ComfyUI_ExtraModels icon indicating copy to clipboard operation
ComfyUI_ExtraModels copied to clipboard

Is it possible to use Flan-T5

Open ericbrook opened this issue 1 year ago • 2 comments

Would it be possible to use encoder only version of Flan-T5 with Pixart-Sigma? This one: https://huggingface.co/Kijai/flan-t5-xl-encoder-only-bf16/tree/main

ericbrook avatar Apr 15 '24 10:04 ericbrook

Hmm, well Flan T5 is different from the T5 v1.1 version that PixArt alpha/sigma uses I'm pretty sure. Not to mention the XL vs XXL part.

The current T5 linked from the deepfloyd repo is already encoder-only so that doesn't save us any space. BF16 would bring it down to ~10GBs and can (I think?) run on CPU at that precision as opposite to FP16, but I'm not sure how the loss of precision would change the model outputs.

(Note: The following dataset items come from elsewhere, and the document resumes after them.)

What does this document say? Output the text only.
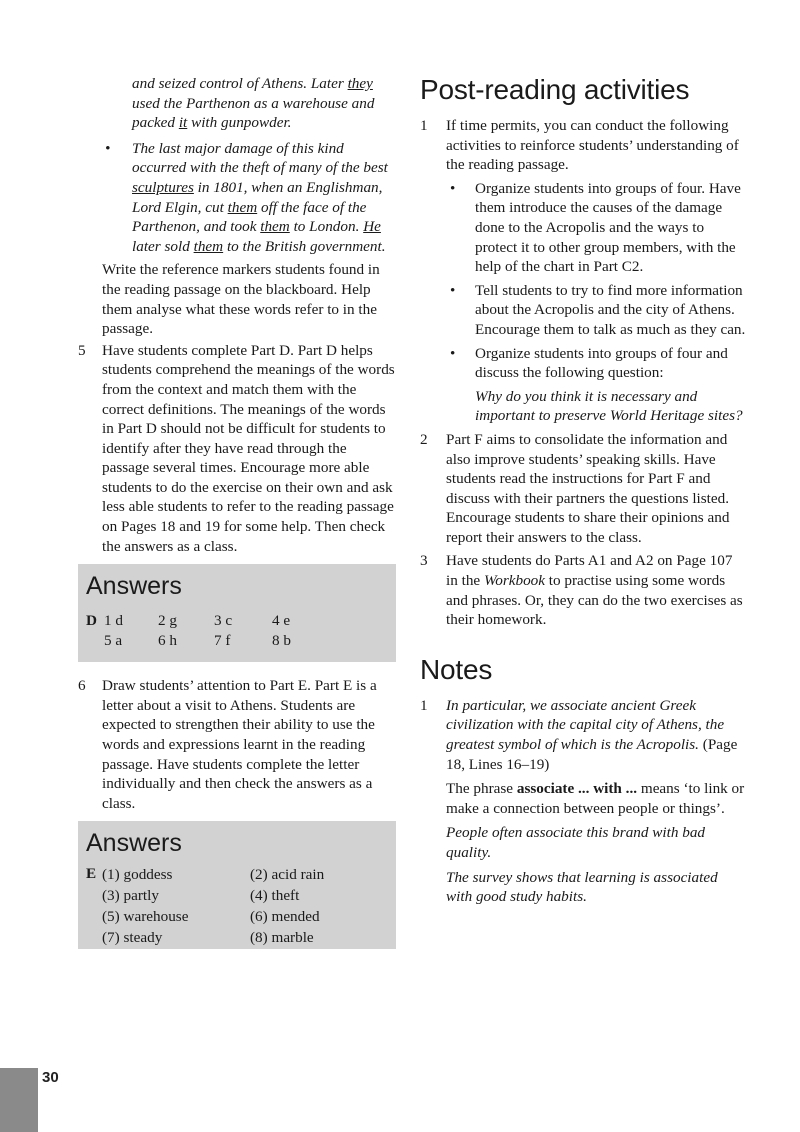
and seized control of Athens. Later they used the Parthenon as a warehouse and packed it with gunpowder.
• The last major damage of this kind occurred with the theft of many of the best sculptures in 1801, when an Englishman, Lord Elgin, cut them off the face of the Parthenon, and took them to London. He later sold them to the British government.

Write the reference markers students found in the reading passage on the blackboard. Help them analyse what these words refer to in the passage.

5 Have students complete Part D. Part D helps students comprehend the meanings of the words from the context and match them with the correct definitions. The meanings of the words in Part D should not be difficult for students to identify after they have read through the passage several times. Encourage more able students to do the exercise on their own and ask less able students to refer to the reading passage on Pages 18 and 19 for some help. Then check the answers as a class.
Answers
D	1 d	2 g	3 c	4 e
	5 a	6 h	7 f	8 b
6 Draw students’ attention to Part E. Part E is a letter about a visit to Athens. Students are expected to strengthen their ability to use the words and expressions learnt in the reading passage. Have students complete the letter individually and then check the answers as a class.
Answers
E	(1) goddess	(2) acid rain
	(3) partly	(4) theft
	(5) warehouse	(6) mended
	(7) steady	(8) marble
Post-reading activities
1 If time permits, you can conduct the following activities to reinforce students’ understanding of the reading passage.
• Organize students into groups of four. Have them introduce the causes of the damage done to the Acropolis and the ways to protect it to other group members, with the help of the chart in Part C2.
• Tell students to try to find more information about the Acropolis and the city of Athens. Encourage them to talk as much as they can.
• Organize students into groups of four and discuss the following question:

Why do you think it is necessary and important to preserve World Heritage sites?

2 Part F aims to consolidate the information and also improve students’ speaking skills. Have students read the instructions for Part F and discuss with their partners the questions listed. Encourage students to share their opinions and report their answers to the class.
3 Have students do Parts A1 and A2 on Page 107 in the Workbook to practise using some words and phrases. Or, they can do the two exercises as their homework.
Notes
1 In particular, we associate ancient Greek civilization with the capital city of Athens, the greatest symbol of which is the Acropolis. (Page 18, Lines 16–19)

The phrase associate ... with ... means ‘to link or make a connection between people or things’.

People often associate this brand with bad quality.

The survey shows that learning is associated with good study habits.

30
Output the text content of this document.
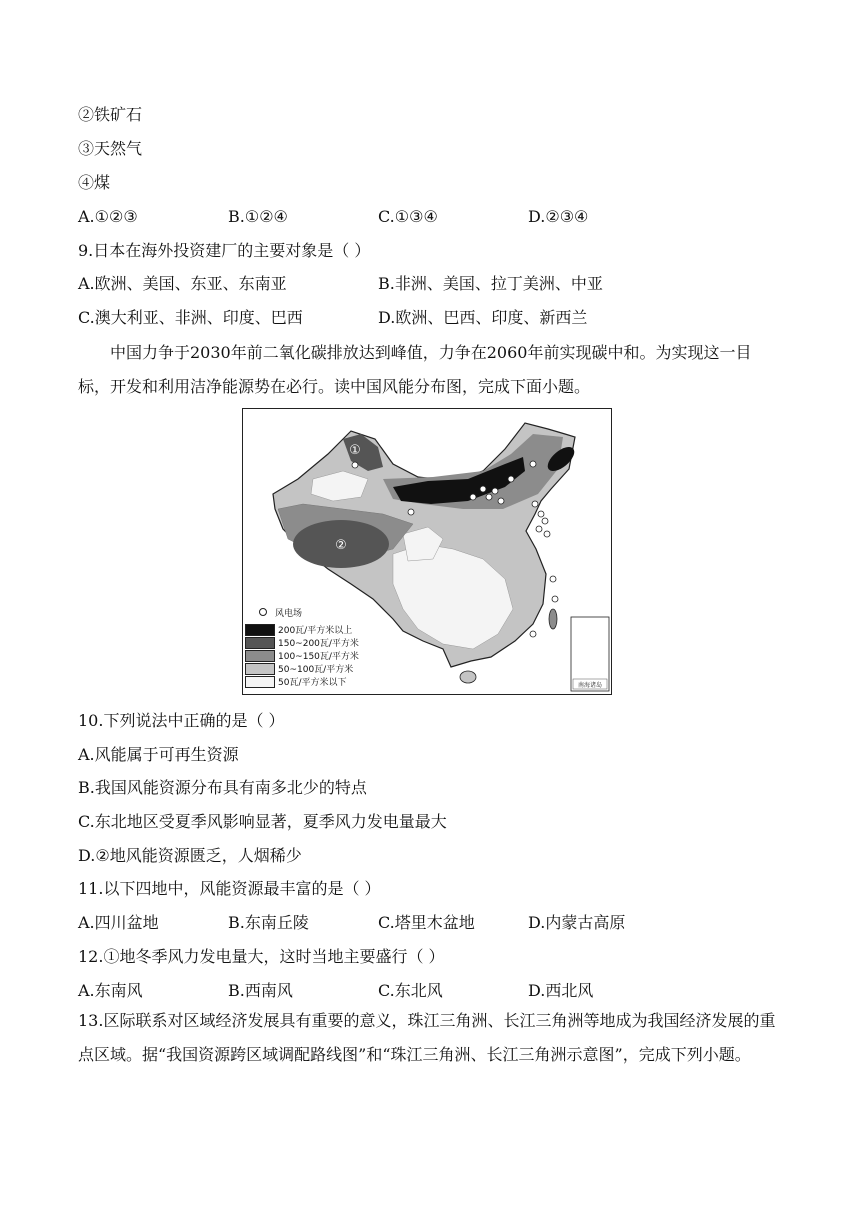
②铁矿石
③天然气
④煤
A.①②③	B.①②④	C.①③④	D.②③④
9.日本在海外投资建厂的主要对象是（ ）
A.欧洲、美国、东亚、东南亚	B.非洲、美国、拉丁美洲、中亚
C.澳大利亚、非洲、印度、巴西	D.欧洲、巴西、印度、新西兰
中国力争于2030年前二氧化碳排放达到峰值，力争在2060年前实现碳中和。为实现这一目标，开发和利用洁净能源势在必行。读中国风能分布图，完成下面小题。
南海诸岛
①
②
风电场
200瓦/平方米以上
150~200瓦/平方米
100~150瓦/平方米
50~100瓦/平方米
50瓦/平方米以下
10.下列说法中正确的是（ ）
A.风能属于可再生资源
B.我国风能资源分布具有南多北少的特点
C.东北地区受夏季风影响显著，夏季风力发电量最大
D.②地风能资源匮乏，人烟稀少
11.以下四地中，风能资源最丰富的是（ ）
A.四川盆地	B.东南丘陵	C.塔里木盆地	D.内蒙古高原
12.①地冬季风力发电量大，这时当地主要盛行（ ）
A.东南风	B.西南风	C.东北风	D.西北风
13.区际联系对区域经济发展具有重要的意义，珠江三角洲、长江三角洲等地成为我国经济发展的重点区域。据“我国资源跨区域调配路线图”和“珠江三角洲、长江三角洲示意图”，完成下列小题。
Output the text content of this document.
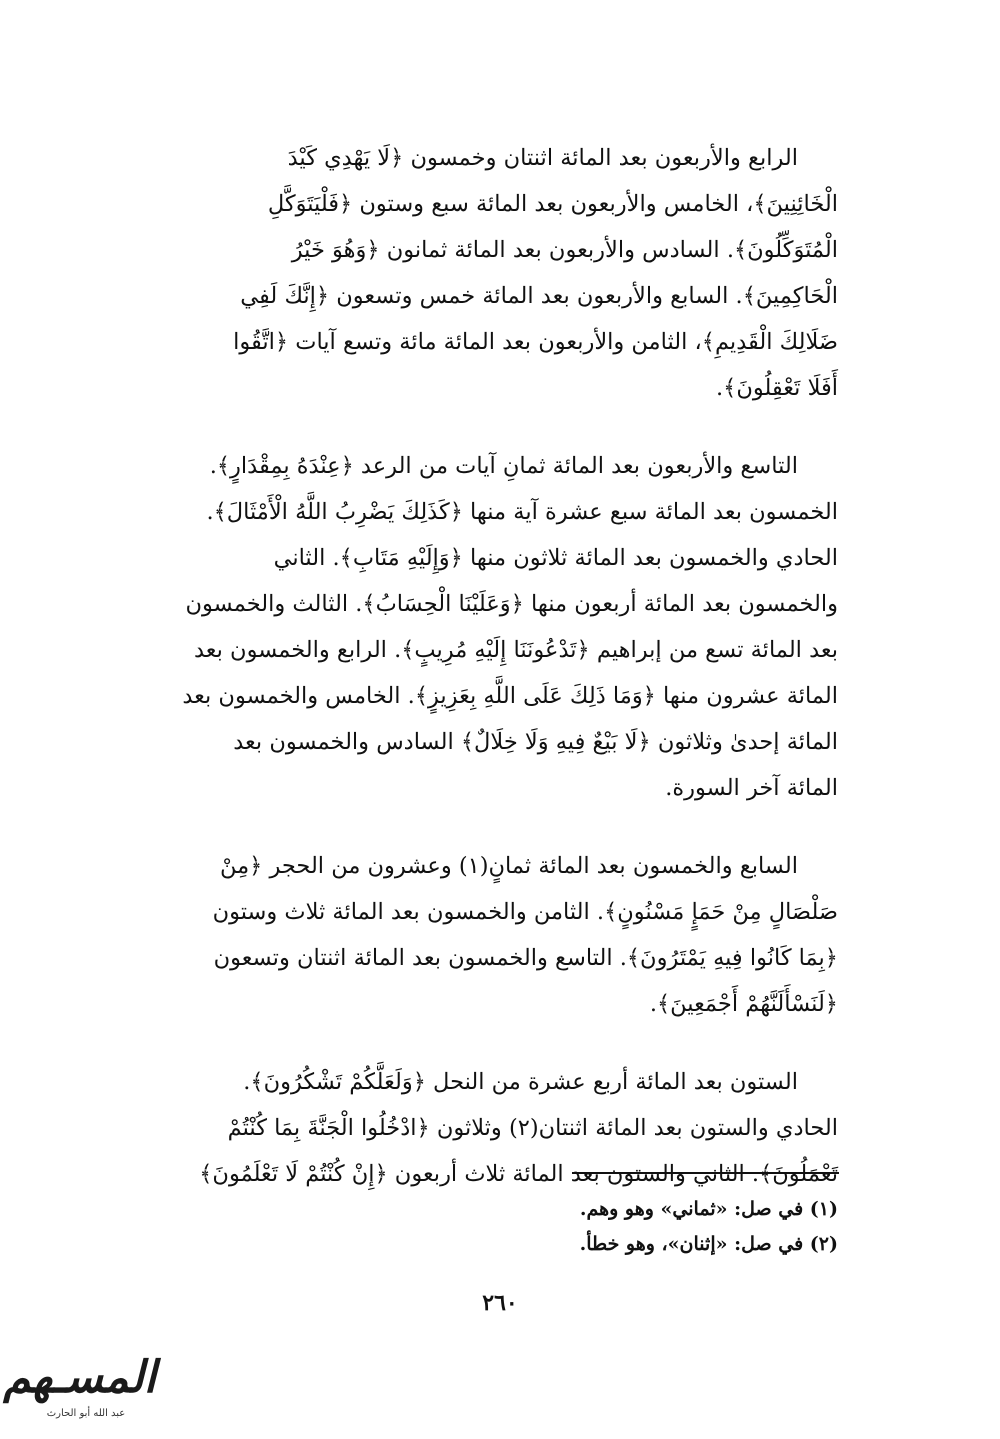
الرابع والأربعون بعد المائة اثنتان وخمسون ﴿لَا يَهْدِي كَيْدَ
الْخَائِنِينَ﴾، الخامس والأربعون بعد المائة سبع وستون ﴿فَلْيَتَوَكَّلِ
الْمُتَوَكِّلُونَ﴾. السادس والأربعون بعد المائة ثمانون ﴿وَهُوَ خَيْرُ
الْحَاكِمِينَ﴾. السابع والأربعون بعد المائة خمس وتسعون ﴿إِنَّكَ لَفِي
ضَلَالِكَ الْقَدِيمِ﴾، الثامن والأربعون بعد المائة مائة وتسع آيات ﴿اتَّقُوا
أَفَلَا تَعْقِلُونَ﴾.

التاسع والأربعون بعد المائة ثمانِ آيات من الرعد ﴿عِنْدَهُ بِمِقْدَارٍ﴾.
الخمسون بعد المائة سبع عشرة آية منها ﴿كَذَلِكَ يَضْرِبُ اللَّهُ الْأَمْثَالَ﴾.
الحادي والخمسون بعد المائة ثلاثون منها ﴿وَإِلَيْهِ مَتَابِ﴾. الثاني
والخمسون بعد المائة أربعون منها ﴿وَعَلَيْنَا الْحِسَابُ﴾. الثالث والخمسون
بعد المائة تسع من إبراهيم ﴿تَدْعُونَنَا إِلَيْهِ مُرِيبٍ﴾. الرابع والخمسون بعد
المائة عشرون منها ﴿وَمَا ذَلِكَ عَلَى اللَّهِ بِعَزِيزٍ﴾. الخامس والخمسون بعد
المائة إحدىٰ وثلاثون ﴿لَا بَيْعٌ فِيهِ وَلَا خِلَالٌ﴾ السادس والخمسون بعد
المائة آخر السورة.

السابع والخمسون بعد المائة ثمانٍ(١) وعشرون من الحجر ﴿مِنْ
صَلْصَالٍ مِنْ حَمَإٍ مَسْنُونٍ﴾. الثامن والخمسون بعد المائة ثلاث وستون
﴿بِمَا كَانُوا فِيهِ يَمْتَرُونَ﴾. التاسع والخمسون بعد المائة اثنتان وتسعون
﴿لَنَسْأَلَنَّهُمْ أَجْمَعِينَ﴾.

الستون بعد المائة أربع عشرة من النحل ﴿وَلَعَلَّكُمْ تَشْكُرُونَ﴾.
الحادي والستون بعد المائة اثنتان(٢) وثلاثون ﴿ادْخُلُوا الْجَنَّةَ بِمَا كُنْتُمْ
تَعْمَلُونَ﴾. الثاني والستون بعد المائة ثلاث أربعون ﴿إِنْ كُنْتُمْ لَا تَعْلَمُونَ﴾

(١) في صل: «ثماني» وهو وهم.
(٢) في صل: «إثنان»، وهو خطأ.
٢٦٠
المسـهم
عبد الله أبو الحارث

I can test it sometime if you want.

city96 avatar Apr 16 '24 01:04 city96

The reason I ask is that the Flan-T5 version I linked is only 2.6GB, which is a lot easier to handle than the ~20GB of the current T5v1.1. But I have no idea how hard/easy it would be to implement. Flan-T5 is used with ELLA, btw.

ericbrook avatar Apr 16 '24 10:04 ericbrook

any updates on this?

nighting0le01 avatar Jun 10 '24 05:06 nighting0le01

I can add code to load it but there's no point without a model that actually expects embeddings from that text model.

It's like trying to use clip_l (from sd1.5) for stable cascade which expects clip_g. You'd just get an error about the shape mismatch.

city96 avatar Jun 10 '24 23:06 city96

I can add code to load it but there's no point without a model that actually expects embeddings from that text model.

It's like trying to use clip_l (from sd1.5) for stable cascade which expects clip_g. You'd just get an error about the shape mismatch.

Hi @city96 there are models which use / expect t5-flan xxl:https://huggingface.co/google/flan-t5-xxl, can you share where all i would have to make changes in order to use this model? are you loading the current T5 from HF?

nighting0le01 avatar Jun 14 '24 16:06 nighting0le01

@nighting0le01 The current code uses transformers, but I am planning on switching over to the comfy implementation of T5 as part of a bigger rewrite. Nothing gets loaded from huggingface, all the files are included (e.g. the tokenizer) by default.

You could probably try and pass a path to a tokenizer here and then just load the model in folder mode with the T5v11 node (assuming it has the config and is placed in the models/t5 folder). Then the t5 text encode node should give you embeddings in the proper format.

You may have issues if that specific T5 expends different behavior for padding or start/stop tokens.

city96 avatar Jun 14 '24 20:06 city96